You can tell a culture by the way they ride bicycles. Not on the right or wrong side of the road. That's irrelevant to this particular case. Rather, the riding is in where they go and how they stop. Especially in how they stop.

Remember when you first learned how to cycle? Getting started wasn't half so hard as figuring out how to stop the wheels from turning and turning and turning. Turning. It's like narrating a story. Once you start, you cannot stop until you've figured out how to end it and so you ramble on and on and on.* Hoping there exists a deity which might take pity on you and blast a lightning storm of inspiration through your skull, without it having to hit concrete and see the stars first, of course.

That's irrelevant.

Stopping, on the other hand, now that's where everything goes. Newton didn't get hit by an apple for nothing. Even gravity requires a good ending and nothing says a good ending like a solid concussion.

Humans like noise and injury tends to bring a lot of it. Starting with oww and ending in the earth-shattering sound universally known as the eeeoooeeeooo. The ambulance. Except it tends to be more of a hurdler than an ambulator. Even cyclists must nose-dive in the face of that history. It's do or die.

That's today's lesson.

There's an either or to cycling. Nobody in the history of cycling has managed to go slow and steady without falling up and dying and nobody in the history of cycling has managed to go quick and heavy without crashing down and dying.

So what culture is better? The one's who will ring their bells and barrel you over anyway, or the ones who will ring their bells and beeline for the between you regardless?

Considering the cave-men played tic-tac-toe and we still play it today. We must consider cycling will be as incomprehensible as chalk on rock for as long as humans bother to remember history.

Then again, even if humans forget history, like a bicycle wheel, the question of who is better than who will probably come back 'round again.

That's called the circle of life. So, where are you next cycling to?

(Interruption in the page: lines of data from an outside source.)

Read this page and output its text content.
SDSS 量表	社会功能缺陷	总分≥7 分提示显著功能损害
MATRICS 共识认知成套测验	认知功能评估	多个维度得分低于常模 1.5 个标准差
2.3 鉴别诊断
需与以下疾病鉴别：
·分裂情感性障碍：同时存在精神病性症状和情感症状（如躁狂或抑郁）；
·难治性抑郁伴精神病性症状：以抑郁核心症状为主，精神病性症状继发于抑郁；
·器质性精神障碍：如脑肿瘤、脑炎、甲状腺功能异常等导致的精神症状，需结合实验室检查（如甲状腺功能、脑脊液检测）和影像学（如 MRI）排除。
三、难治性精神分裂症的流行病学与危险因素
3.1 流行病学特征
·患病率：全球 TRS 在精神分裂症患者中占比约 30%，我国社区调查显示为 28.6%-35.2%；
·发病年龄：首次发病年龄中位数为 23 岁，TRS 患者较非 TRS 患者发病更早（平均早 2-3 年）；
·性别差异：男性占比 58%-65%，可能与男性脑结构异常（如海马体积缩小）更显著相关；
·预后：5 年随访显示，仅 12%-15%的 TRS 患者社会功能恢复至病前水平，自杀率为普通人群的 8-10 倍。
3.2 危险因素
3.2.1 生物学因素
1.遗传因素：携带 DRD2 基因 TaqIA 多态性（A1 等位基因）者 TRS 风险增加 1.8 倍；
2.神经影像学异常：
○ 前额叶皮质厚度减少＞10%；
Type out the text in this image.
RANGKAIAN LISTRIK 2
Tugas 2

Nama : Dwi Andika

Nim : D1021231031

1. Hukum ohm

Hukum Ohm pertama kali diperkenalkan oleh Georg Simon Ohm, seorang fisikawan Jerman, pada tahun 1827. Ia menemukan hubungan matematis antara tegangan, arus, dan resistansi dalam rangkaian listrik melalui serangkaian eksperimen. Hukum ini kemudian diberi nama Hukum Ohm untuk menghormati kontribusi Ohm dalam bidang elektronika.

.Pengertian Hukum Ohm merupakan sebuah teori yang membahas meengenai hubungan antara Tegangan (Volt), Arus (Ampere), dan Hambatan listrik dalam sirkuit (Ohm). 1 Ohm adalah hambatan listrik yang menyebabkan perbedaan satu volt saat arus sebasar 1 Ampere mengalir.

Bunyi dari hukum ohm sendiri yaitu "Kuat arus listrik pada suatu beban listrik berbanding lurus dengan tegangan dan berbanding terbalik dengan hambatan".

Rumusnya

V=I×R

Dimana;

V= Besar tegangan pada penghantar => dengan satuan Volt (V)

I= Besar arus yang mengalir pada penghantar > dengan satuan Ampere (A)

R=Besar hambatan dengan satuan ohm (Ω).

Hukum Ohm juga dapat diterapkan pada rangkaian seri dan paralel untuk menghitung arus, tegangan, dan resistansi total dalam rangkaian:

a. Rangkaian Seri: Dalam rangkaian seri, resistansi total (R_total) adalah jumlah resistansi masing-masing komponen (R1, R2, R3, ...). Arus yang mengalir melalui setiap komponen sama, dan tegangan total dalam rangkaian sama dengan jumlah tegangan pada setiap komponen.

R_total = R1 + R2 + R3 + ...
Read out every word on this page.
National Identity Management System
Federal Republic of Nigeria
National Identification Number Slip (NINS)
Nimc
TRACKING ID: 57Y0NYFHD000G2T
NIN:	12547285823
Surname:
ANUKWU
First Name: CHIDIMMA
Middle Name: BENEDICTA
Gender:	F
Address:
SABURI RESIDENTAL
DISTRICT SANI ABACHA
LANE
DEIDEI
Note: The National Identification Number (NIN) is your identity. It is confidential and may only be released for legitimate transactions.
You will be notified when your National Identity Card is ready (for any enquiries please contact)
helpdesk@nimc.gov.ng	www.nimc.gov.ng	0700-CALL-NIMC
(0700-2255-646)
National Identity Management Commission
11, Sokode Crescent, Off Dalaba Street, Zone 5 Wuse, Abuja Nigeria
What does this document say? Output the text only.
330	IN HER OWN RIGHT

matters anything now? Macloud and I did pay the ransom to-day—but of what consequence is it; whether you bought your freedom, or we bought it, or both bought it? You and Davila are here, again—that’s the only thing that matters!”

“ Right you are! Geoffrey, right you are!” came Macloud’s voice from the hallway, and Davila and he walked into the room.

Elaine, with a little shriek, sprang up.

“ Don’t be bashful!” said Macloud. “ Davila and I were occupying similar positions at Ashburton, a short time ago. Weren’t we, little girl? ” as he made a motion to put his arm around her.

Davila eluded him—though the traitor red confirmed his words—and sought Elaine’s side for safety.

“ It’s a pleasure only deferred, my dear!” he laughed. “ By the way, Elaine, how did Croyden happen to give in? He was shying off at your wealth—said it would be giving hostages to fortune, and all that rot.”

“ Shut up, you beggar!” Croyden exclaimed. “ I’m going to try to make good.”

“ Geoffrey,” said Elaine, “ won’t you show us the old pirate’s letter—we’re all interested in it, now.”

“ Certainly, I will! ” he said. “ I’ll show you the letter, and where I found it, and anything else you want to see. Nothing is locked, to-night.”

*This is the point where I tell you to just imagine if I actually did ramble on and on. Imagine lots of "ons" to such a point where the word starts to sound incomprehensible. Unfortunately even though this is pixellated space, I would rather not force you to spend the rest of your portion of cycling** in the unfortunate situation of reading the same word over and over, just so the author can prove a point.

**Cycling: verb. The act of living a mundane life full of laundry and grocery shopping and jobs.